Une mesure controversée en pleine crise du pouvoir d'achat
À partir de dimanche, les allocations familiales pour les adolescents subiront une réduction significative, une décision qui touche particulièrement les familles modestes alors que le gouvernement justifie cette mesure par des économies budgétaires. Le décalage de l'âge de revalorisation, passant de 14 à 18 ans, entraînera un manque à gagner pouvant atteindre 900 euros par an pour certaines familles.
Un coup dur pour les ménages les plus fragiles
Jusqu'à présent, les familles avec deux enfants bénéficiaient d'une majoration dès que leur plus jeune enfant atteignait 14 ans. Pour celles avec trois enfants ou plus, cette majoration s'appliquait à chaque enfant franchissant cet âge, jusqu'à 20 ans. Désormais, cette aide ne sera versée qu'à partir de 18 ans, ce qui représente une perte sèche pour les foyers déjà en difficulté.
Les montants de cette majoration varient selon les revenus, allant de 18,88 à 75,53 euros par mois. Sur quatre ans, certaines familles pourraient ainsi perdre jusqu'à 3 600 euros par enfant, une somme non négligeable dans un contexte de crise du pouvoir d'achat.

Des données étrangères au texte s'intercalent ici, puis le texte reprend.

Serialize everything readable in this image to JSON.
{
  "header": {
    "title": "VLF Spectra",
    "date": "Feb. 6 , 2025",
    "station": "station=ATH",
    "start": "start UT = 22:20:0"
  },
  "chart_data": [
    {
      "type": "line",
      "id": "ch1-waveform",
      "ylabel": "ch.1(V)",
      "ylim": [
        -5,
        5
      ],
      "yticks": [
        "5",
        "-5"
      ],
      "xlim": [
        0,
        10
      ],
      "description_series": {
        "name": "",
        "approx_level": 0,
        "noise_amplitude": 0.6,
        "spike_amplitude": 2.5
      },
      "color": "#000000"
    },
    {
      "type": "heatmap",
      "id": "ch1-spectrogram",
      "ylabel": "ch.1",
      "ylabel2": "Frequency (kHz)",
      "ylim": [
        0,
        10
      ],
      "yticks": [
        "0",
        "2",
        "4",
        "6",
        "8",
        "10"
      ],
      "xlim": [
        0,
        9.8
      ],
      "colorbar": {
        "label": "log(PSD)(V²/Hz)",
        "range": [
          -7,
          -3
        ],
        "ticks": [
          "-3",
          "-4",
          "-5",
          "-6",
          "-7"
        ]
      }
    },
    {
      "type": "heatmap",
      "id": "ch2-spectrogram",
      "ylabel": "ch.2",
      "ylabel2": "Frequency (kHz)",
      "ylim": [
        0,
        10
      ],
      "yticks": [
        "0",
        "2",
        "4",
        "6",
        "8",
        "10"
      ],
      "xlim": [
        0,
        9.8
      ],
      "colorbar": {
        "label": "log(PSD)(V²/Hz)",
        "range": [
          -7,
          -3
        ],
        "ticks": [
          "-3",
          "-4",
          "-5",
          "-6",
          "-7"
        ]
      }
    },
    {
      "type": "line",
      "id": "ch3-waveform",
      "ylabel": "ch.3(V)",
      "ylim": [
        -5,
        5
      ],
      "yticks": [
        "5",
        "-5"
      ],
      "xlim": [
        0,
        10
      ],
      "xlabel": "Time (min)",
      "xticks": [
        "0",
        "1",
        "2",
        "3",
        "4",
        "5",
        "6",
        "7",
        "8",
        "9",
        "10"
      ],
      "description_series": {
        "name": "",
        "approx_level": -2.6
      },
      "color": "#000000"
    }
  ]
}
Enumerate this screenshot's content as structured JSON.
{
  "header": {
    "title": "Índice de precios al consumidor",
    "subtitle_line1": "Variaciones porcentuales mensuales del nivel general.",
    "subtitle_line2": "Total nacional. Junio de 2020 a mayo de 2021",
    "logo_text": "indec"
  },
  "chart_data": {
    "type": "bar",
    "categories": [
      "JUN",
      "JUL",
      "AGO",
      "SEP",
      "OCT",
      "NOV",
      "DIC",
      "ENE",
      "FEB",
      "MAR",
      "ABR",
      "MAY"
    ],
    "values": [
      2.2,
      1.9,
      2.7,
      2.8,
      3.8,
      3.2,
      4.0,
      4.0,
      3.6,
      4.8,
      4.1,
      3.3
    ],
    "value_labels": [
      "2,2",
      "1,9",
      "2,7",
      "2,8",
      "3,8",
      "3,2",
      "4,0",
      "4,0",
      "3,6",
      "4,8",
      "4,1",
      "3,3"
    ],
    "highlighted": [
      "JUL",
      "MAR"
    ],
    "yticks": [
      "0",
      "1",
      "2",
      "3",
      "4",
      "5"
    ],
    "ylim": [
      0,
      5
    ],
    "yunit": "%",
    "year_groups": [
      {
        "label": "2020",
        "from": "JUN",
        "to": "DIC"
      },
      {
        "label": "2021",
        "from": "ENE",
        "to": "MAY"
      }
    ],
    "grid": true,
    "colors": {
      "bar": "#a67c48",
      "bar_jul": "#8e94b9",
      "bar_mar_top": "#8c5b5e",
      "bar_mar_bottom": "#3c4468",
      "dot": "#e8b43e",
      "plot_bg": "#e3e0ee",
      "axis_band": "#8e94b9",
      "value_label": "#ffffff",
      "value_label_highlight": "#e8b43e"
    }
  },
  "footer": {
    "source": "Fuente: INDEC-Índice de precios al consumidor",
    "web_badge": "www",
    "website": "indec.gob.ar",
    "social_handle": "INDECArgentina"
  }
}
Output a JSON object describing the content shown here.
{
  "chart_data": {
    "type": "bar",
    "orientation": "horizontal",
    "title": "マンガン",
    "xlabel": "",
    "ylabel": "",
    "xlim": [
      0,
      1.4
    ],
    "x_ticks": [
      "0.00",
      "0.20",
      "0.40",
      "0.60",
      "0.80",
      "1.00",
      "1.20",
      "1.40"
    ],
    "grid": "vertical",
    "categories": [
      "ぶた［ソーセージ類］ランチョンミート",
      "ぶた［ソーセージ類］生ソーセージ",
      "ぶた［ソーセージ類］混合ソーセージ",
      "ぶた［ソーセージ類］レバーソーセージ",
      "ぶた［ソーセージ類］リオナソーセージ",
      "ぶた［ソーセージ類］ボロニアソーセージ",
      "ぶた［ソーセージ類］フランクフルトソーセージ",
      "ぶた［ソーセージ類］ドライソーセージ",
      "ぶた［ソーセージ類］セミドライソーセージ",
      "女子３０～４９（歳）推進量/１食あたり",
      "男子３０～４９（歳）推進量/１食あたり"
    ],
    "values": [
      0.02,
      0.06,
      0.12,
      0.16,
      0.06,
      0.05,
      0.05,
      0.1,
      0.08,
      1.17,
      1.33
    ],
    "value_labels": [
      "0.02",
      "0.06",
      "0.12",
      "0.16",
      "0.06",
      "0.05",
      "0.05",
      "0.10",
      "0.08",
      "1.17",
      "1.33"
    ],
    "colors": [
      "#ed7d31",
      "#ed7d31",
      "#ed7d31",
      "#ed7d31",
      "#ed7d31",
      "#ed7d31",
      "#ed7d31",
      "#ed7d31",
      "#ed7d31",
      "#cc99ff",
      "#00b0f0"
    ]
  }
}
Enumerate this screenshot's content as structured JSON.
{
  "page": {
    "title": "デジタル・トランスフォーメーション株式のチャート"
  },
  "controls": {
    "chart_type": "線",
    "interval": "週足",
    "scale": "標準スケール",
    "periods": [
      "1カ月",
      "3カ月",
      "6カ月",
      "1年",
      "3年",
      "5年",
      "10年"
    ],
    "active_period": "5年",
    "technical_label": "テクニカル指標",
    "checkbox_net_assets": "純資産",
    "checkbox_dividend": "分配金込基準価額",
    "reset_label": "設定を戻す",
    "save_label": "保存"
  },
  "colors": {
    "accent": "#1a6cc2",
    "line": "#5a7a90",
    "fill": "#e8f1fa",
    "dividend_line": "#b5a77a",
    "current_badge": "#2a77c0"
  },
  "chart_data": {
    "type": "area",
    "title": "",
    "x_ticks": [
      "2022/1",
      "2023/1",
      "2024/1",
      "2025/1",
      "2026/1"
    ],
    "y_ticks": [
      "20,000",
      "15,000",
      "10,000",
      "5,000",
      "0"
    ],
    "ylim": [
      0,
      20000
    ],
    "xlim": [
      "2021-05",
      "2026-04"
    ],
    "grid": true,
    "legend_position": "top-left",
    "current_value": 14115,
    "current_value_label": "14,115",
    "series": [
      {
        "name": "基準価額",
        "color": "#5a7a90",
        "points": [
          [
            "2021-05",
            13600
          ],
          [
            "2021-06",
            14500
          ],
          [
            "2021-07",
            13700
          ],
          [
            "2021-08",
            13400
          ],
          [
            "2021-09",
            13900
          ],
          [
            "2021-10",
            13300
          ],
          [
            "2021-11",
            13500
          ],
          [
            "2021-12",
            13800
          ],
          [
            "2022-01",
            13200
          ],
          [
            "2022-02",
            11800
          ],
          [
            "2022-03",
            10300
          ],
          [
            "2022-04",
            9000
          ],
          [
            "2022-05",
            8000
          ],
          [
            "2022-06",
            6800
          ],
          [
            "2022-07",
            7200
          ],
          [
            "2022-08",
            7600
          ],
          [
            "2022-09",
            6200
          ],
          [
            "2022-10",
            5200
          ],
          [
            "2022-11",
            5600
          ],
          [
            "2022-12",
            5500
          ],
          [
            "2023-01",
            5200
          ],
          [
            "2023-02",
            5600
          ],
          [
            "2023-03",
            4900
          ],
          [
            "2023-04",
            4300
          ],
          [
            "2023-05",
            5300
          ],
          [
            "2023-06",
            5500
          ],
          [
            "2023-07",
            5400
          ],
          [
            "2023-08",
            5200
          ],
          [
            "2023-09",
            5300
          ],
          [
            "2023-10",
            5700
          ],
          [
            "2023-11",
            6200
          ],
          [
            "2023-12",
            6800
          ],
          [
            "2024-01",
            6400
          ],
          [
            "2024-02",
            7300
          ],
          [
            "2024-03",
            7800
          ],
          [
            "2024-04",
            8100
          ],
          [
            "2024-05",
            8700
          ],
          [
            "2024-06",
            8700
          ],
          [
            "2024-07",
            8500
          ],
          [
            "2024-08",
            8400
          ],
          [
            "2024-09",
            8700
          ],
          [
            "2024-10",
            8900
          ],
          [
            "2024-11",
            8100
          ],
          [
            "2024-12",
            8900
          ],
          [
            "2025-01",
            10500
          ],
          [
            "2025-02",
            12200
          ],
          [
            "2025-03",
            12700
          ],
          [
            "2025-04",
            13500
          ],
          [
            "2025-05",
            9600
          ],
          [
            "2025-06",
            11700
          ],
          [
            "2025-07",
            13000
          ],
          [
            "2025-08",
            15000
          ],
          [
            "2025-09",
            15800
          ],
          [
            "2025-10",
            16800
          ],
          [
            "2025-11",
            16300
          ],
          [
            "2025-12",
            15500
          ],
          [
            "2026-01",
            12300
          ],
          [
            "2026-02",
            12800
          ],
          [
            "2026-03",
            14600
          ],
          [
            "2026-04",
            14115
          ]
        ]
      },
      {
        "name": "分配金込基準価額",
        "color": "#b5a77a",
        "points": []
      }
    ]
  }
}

Des économies au service d'un congé parental inégal
Le gouvernement justifie cette mesure par un objectif d'économies : 210 millions d'euros dès cette année, puis 1,2 milliard par an d'ici quatre ans. Ces sommes serviront notamment à financer le congé de naissance, qui entrera en vigueur le 1er juillet. Ce congé, de deux mois pour chaque parent, sera rémunéré à 70% du salaire net le premier mois et 60% le second, avec un coût estimé à 600 millions d'euros en année pleine.
Pourtant, cette réforme suscite des critiques, notamment de la part des associations familiales, qui dénoncent un déséquilibre entre les sacrifices demandés aux familles et les aides accordées.
"Cette mesure est un coup de massue pour les ménages les plus fragiles, alors que le gouvernement pourrait trouver d'autres sources de financement",déplore une porte-parole d'une association.
Un contexte de baisse historique de la natalité
Cette réforme intervient dans un contexte de chute historique de la natalité en France, avec seulement 644 000 naissances en 2025, soit 24% de moins qu'en 2010. Les associations pointent du doigt une politique familiale incohérente, qui réduit les aides tout en affichant des ambitions démographiques.
La droite et l'extrême droite, traditionnellement opposées à ces mesures, n'ont pas manqué de critiquer le gouvernement, accusé de privilégier les dépenses symboliques au détriment des familles. "C'est une preuve supplémentaire que ce gouvernement ne comprend pas les réalités des Français", a déclaré un élu de l'opposition.
Une réforme qui s'inscrit dans une logique d'austérité
Cette décision s'inscrit dans une série de mesures d'économies, alors que le gouvernement affiche une volonté de réduire les dépenses publiques. Pourtant, les critiques pointent du doigt un manque de justice sociale, alors que les plus modestes sont les premiers touchés.
Dans un contexte de crise des finances publiques et de tensions sur le pouvoir d'achat, cette réforme risque d'alimenter les débats sur la politique familiale du gouvernement Macron-Lecornu, déjà sous le feu des critiques pour son manque de sensibilité sociale.